17.8.2017- The cross migration in east African nations has a great influence how HIV AIDS prevails in Somalia as IRIN report of 2006 showed, yet the situation remains the same due improvement of security in some border crossing towns of Somalia, Kenya and Ethiopia, the recent security improvements have risen the risk of HIV AIDS prevalence in Somalia due to high rate of migration on daily bases.
In Somalia HIV AIDS have good reason to spread silently and claim many lives of innocent people due to cultural stigma attached to the disease, despite the fact that Somalia has the least HIV AIDS rates in the east African countries. Even though Somalia’s HIV prevalence of about one percent is low, but the cross-border movement of people is causing an increase in infection rates, according to Dr Fernando Morales of the UN Children’s Fund’s Somalia office. Northwestern Somalia, which shares a frontier with Ethiopia, is particularly at risk.
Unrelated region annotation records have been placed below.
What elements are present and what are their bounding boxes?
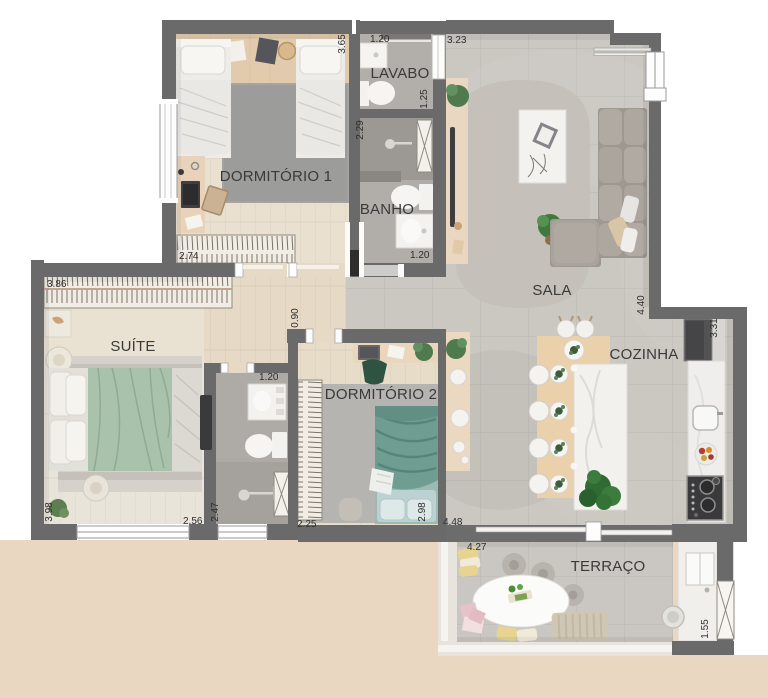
- svg-text:COZINHA: COZINHA: [610, 346, 679, 363]
- svg-text:3.65: 3.65: [337, 34, 348, 54]
- svg-text:DORMITÓRIO 2: DORMITÓRIO 2: [325, 386, 437, 403]
- svg-text:1.25: 1.25: [419, 89, 430, 109]
- svg-text:4.27: 4.27: [467, 542, 487, 553]
- svg-text:1.20: 1.20: [410, 250, 430, 261]
- svg-text:2.25: 2.25: [297, 519, 317, 530]
- svg-text:SUÍTE: SUÍTE: [110, 338, 155, 355]
- svg-text:TERRAÇO: TERRAÇO: [571, 558, 646, 575]
- svg-text:3.23: 3.23: [447, 35, 467, 46]
- svg-text:0.90: 0.90: [290, 308, 301, 328]
- svg-text:2.74: 2.74: [179, 251, 199, 262]
- svg-text:2.98: 2.98: [417, 502, 428, 522]
- svg-text:LAVABO: LAVABO: [370, 65, 429, 82]
- svg-text:3.31: 3.31: [709, 318, 720, 338]
- svg-text:SALA: SALA: [532, 282, 571, 299]
- svg-text:3.86: 3.86: [47, 279, 67, 290]
- svg-text:1.55: 1.55: [700, 619, 711, 639]
- svg-text:3.98: 3.98: [44, 502, 55, 522]
- svg-text:2.29: 2.29: [355, 120, 366, 140]
- svg-text:4.48: 4.48: [443, 517, 463, 528]
- svg-text:1.20: 1.20: [259, 372, 279, 383]
- svg-text:DORMITÓRIO 1: DORMITÓRIO 1: [220, 168, 332, 185]
- svg-text:1.20: 1.20: [370, 34, 390, 45]
- svg-text:4.40: 4.40: [636, 295, 647, 315]
- svg-text:BANHO: BANHO: [360, 201, 414, 218]
- svg-text:2.47: 2.47: [210, 502, 221, 522]
- svg-text:2.56: 2.56: [183, 516, 203, 527]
Leo Kenny, UNAIDS country coordinator for Somalia, told Plus News: “The prevalence rate is very high for a Muslim society and it is heading towards a generalised epidemic. Somalia is at the same stage that South Africa was 10 years ago.”
The country is divided into three distinct regions: the self-declared republic of Somaliland in the northwest, the self-declared autonomous region of Puntland in the northeast, and south-central Somalia. According to a 2004 study by the UN World Health Organisation, HIV prevalence in Somaliland was 1.4 percent, hitting 2.5 percent in the port city of Berbera – the highest in the country – compared to 0.6 in south-central Somalia.
Prevalence in neighbouring Ethiopia is about 3.5 percent, but in some border areas that figure can jump to 10 percent, said Morales.
Reasons for increased HIV vulnerability among mobile groups
Somalia has had no legitimate government for the past fifteen years and suffers from chronic food insecurity. Hundreds of thousands of Somalis live and work in the neighbouring countries of Kenya and Ethiopia, and often travel to and from their homeland for economic or social reasons, while thousands more are refugees.
A 2006 UNAIDS report on cross-border mobility in the Horn of Africa found it was not uncommon for men who were away from home, such as truckers and traders, to have unprotected sex with commercial sex workers. For displaced and vulnerable women, transactional sex was often a coping mechanism that placed them at increased risk of infection.
Among mobile populations, various social, cultural, and linguistic barriers increased the difficulty of accessing HIV/AIDS services. The problem in Somalia was being compounded by the general unavailability of condoms and lack of adequate healthcare, said Kenny of UNAIDS.
Regional governments have begun recognising the importance of confronting the issue of migration as a factor in the spread of HIV/AIDS. At a meeting in November in Somaliland, representatives of national AIDS commissions from Djibouti, Eritrea, Ethiopia, Kenya, Somalia and southern Sudan cited greater cooperation between governments in the Horn of Africa as the key to winning the regional fight against the pandemic.
“We have a long history of movement across borders in our region, and we know that mobile population groups may have limited access to HIV prevention and treatment services,” Muse Kassim, executive director of the Somaliland AIDS Commission, told delegates. “This is a challenge to the region in its entirety, and cannot be solved through national responses alone.”